1982, Жанин | страница 35



Так, а слово «принадлежность» – американское? Хотя какая разница, не останавливайся, ведь Роскошная заявляет, стараясь не сорваться на истерику:

– Это не мое! Это мой муж Макс подбросил мне. Это он!

– Ты хочешь сказать, что никогда этого не надевала?

– Никогда. Никогда.

– Значит, сейчас повеселимся. Пощекочи Мамочке нервы. Примерь-ка, посмотрим, подойдет ли она тебе.
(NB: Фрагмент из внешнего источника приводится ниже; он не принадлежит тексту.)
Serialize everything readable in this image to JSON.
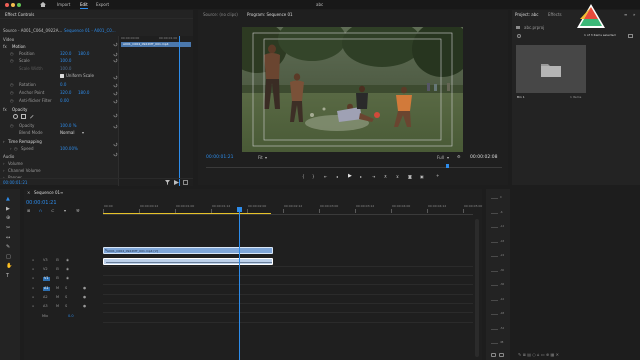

Роскошная, вытаращив глаза, трясет головой: нет. Мамочка берет юбку, чулки, пояс с подвязками, кружевной и утонченный, какие рекламируют в глянцевых рекламных приложениях, пристегивает чулки к поясу и бросает все это к ногам Роскошной, а потом подходит сзади и шепчет ей в ухо: «Хочешь, сниму с тебя наручники?»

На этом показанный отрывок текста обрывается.